Eliza tertegun. Buat apa lagi Ghifari datang kemari?, batin Eliza. Tanpa penjelasan apapun, Eliza seolah telah mengetahui dengan pasti, maksud dari kedatangan Ghifari. Dia benar-benar seorang pembual handal. Seorang Eliza juga tidak akan mungkin jatuh dalam lembah dusta—yang diciptakan oleh sang pendusta. Hah, senyuman itu lagi. Dia tersenyum seolah-olah dia adalah sang penakluk—yang di mana para gadis akan dengan mudah jatuh dalam d e k a p nya cuma bermodalkan kata-kata manis atau kartu kredit?

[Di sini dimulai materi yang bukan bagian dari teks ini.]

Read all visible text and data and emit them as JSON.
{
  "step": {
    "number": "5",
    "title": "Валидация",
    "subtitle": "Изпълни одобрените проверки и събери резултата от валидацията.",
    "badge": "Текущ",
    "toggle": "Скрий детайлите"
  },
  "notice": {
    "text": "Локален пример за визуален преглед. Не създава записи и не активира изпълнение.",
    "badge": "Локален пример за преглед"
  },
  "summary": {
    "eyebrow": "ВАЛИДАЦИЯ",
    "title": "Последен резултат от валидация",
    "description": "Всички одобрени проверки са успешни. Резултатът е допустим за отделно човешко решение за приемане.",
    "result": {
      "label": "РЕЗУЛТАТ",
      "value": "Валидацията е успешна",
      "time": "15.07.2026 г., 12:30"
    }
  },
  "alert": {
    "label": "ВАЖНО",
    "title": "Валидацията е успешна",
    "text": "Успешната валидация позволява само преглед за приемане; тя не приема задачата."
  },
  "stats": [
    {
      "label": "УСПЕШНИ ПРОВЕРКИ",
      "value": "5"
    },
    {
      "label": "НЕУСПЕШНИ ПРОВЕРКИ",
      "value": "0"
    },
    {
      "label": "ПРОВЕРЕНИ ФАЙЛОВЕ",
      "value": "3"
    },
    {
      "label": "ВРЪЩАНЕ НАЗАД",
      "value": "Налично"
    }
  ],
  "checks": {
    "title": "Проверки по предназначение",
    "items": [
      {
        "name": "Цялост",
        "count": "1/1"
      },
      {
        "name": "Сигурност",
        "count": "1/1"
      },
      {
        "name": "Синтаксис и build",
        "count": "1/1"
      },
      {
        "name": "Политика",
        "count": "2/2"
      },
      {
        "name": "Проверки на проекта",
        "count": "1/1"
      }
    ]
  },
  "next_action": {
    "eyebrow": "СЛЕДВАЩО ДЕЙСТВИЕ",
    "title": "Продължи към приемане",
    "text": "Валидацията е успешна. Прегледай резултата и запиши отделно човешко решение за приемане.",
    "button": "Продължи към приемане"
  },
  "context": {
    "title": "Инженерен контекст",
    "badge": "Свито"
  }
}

“Selamat siang Eliza? Selamat siang Bu Sutina?“ seru Ghifari. Eliza diam membisu. Sedangkan Sutina, sang ibu, dia begitu antusias. Lagi-lagi warung kecil ini kedatangan tamu terhormat. Terhormat? Cih! Barangkali dia cuma mau pamer saja. Siapa tau, kan? “Lho? Ghifari? Dinas lagi, nak?“ ucap Sutina sekaligus bertanya. Kemarin-kemarin Ghifari beralasan pergi dinas ke luar kota. Padahal dia cuma ingin bertemu dengan sang gardenia. Berbohong sedikit tidak apa-apa, kan? Toh, demi merebut hati Eliza.

“Iya, bu. Ini ada lumpia semarang buat ibu sama Eliza,“ sahut Ghifari sembari memberikan bingkisan berisi dua box lumpia semarang. “El? Tolong kamu ajakin Nak Ghifari masuk ke dalem. Temenin dia ngobrol, ya?“ ucap Sutina. Sutina benar-benar memperlakukan Ghifari sebagai seorang tamu—juga tidak ada pikiran macam-macam, apakah seorang Ghifari menyembunyikan siasat tertentu. Sutina berpikir, bahwa ini cuma niat baik Ghifari saja yang ingin bersilaturahmi ke sini.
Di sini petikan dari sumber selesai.